One of the two “disability” mentions in Mr. Chidambaram’s speech was in the sector of life insurance. He announced a relaxation in the eligibility conditions for life insurance policies for persons suffering from disability or certain ailments by increasing the permissible premium rate from 10 per cent to 15 per cent of the sum assured for policies issued after April 1.
“This implies that persons with disabilities will be eligible for tax exemption even if her/his premium is 15 per cent of the policy value. However, the number of individuals with disabilities who are covered by life insurance are very few,” explains Meenakshi B, of the Disability Rights Alliance.
Condition, not a disease
“Higher premiums and the attitude of insurers are dampeners,” says C. Govindakrishnan of Netrodaya. “Our plaint is that disability is a condition, not a disease. Therefore, it is essential that we are not treated as ‘high-risk’ cases and levied high premiums. We would have been grateful had the Finance Minister ensured that the disabled are charged the same premiums, instead of tacitly endorsing the high premium.”
An initial budget analysis by the NDA reveals that while the announcement indicated an enhanced financial outlay of Rs. 110 crore for the ADIP Scheme (assistance to buy aids and appliances), the demand for grant document revealed only an outlay of Rs. 96 crore.

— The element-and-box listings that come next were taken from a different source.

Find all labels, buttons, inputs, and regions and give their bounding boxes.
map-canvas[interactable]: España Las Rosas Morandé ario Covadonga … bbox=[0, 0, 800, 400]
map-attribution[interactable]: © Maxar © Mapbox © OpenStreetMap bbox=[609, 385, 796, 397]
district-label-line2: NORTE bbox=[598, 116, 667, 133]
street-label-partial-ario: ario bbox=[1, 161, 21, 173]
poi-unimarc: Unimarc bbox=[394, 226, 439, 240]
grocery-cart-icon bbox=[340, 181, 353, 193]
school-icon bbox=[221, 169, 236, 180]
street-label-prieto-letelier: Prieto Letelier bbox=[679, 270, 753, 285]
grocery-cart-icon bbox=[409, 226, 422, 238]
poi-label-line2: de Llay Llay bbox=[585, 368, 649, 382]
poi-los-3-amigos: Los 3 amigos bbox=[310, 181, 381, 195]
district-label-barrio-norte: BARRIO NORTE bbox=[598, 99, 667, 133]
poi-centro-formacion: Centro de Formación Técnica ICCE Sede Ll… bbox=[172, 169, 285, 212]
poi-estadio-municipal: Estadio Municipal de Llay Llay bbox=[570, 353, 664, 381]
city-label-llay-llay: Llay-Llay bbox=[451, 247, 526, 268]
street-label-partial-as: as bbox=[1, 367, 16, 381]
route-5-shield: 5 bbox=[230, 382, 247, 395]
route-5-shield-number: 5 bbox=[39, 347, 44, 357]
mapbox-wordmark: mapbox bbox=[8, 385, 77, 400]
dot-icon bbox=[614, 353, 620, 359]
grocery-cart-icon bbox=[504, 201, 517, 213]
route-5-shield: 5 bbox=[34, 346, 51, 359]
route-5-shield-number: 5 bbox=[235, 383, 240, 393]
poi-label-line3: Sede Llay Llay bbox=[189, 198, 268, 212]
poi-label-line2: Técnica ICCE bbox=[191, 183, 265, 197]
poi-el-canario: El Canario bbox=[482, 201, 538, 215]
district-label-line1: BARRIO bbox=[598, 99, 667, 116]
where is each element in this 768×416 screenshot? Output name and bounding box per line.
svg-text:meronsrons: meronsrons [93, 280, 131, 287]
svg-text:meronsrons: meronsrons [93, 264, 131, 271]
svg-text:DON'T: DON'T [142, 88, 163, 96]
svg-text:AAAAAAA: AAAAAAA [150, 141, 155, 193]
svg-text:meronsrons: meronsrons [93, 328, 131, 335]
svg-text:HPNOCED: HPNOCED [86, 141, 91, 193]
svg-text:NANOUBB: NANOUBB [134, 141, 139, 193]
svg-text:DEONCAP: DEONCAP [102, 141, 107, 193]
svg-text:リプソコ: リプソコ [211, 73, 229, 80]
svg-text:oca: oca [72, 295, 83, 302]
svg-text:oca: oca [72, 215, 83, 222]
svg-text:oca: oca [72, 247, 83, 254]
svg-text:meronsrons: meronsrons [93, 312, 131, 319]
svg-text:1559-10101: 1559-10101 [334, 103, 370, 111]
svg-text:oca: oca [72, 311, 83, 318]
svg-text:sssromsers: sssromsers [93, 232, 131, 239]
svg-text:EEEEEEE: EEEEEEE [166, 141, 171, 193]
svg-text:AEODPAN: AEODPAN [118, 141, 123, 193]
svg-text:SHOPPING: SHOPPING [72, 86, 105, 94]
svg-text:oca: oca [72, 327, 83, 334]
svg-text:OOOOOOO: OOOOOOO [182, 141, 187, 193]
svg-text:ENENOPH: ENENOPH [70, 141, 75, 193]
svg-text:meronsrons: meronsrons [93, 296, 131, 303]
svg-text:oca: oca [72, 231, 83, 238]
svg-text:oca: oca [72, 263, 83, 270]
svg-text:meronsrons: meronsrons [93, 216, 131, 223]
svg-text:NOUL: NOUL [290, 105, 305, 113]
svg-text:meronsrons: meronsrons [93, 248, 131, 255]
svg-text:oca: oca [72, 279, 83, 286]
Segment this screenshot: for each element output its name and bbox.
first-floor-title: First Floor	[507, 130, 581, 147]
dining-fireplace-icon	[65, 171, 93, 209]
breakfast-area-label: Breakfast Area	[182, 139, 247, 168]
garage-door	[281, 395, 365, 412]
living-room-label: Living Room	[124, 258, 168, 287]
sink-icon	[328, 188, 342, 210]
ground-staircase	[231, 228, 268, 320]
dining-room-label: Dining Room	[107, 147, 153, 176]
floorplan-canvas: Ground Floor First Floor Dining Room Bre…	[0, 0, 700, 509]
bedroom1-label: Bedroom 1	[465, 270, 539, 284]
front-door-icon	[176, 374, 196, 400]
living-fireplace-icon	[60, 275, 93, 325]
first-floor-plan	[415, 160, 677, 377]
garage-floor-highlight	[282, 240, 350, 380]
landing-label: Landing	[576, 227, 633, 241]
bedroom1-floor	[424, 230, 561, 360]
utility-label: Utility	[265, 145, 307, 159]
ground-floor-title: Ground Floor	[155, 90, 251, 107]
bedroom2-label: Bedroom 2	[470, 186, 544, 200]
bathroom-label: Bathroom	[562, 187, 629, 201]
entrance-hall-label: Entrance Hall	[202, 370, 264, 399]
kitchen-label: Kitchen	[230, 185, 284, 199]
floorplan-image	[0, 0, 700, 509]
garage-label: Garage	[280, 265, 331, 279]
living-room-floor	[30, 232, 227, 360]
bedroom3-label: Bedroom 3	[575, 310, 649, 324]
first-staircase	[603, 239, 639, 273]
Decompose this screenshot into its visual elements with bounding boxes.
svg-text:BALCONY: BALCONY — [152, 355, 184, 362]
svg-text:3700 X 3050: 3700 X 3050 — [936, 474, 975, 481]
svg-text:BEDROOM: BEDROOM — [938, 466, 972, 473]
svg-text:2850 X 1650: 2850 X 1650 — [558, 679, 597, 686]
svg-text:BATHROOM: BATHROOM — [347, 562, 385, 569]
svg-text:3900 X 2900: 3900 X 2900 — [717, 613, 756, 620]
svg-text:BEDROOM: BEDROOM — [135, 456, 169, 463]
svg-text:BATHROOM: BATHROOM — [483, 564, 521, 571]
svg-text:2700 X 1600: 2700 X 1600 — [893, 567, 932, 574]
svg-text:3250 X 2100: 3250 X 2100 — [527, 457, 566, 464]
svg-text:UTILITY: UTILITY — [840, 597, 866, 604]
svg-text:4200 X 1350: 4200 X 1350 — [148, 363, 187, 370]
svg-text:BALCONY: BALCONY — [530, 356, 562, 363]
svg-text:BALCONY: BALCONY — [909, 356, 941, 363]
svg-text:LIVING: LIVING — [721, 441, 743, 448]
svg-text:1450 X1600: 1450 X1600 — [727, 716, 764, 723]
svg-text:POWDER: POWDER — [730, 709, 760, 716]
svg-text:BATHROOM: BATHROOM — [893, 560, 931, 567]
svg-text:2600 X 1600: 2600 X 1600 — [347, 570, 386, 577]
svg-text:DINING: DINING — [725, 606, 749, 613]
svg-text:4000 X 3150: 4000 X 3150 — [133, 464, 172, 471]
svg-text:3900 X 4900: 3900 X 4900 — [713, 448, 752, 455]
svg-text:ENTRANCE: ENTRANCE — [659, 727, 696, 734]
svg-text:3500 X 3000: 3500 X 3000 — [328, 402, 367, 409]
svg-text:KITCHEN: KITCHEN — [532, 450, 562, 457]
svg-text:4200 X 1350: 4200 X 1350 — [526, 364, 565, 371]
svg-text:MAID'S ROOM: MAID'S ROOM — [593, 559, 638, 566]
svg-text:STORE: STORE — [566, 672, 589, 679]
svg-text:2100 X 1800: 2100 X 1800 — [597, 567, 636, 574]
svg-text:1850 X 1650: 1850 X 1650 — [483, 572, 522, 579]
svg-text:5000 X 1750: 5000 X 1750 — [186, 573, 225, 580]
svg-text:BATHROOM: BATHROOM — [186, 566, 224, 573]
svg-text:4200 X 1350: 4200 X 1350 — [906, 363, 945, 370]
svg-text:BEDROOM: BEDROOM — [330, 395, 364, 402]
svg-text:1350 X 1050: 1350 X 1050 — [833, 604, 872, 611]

Also, analyses have revealed that there has not been much increase except under the category, “other programmes for the welfare of the physically handicapped” (Rs. 31 crore) This could be assumed to be the allocation for all proposed new schemes towards implementation of the 12th Plan commitments.
The outlay for the Inclusive Education for the Disabled at the secondary stage has been reduced from Rs. 63 crore in 2012-13 (BE) to Rs. 45 crore for 2013 -14 (BE), NDA sources say.
The allocation for the National Mental Health Programme has been increased from Rs. 117 crore in 2012-13 to Rs. 133.28 crore this year.
The majority of funds will go towards funding existing institutions and does not cater to the transition from institutional living to community living.
The Ministry of Youth Affairs and Sports has allocated Rs. 7 crore for promotion of sports among persons with disabilities.
Mr. Chidambaram might have pleased some with his budget of 2013, but he has certainly disappointed India’s 70-100 million people with disabilities.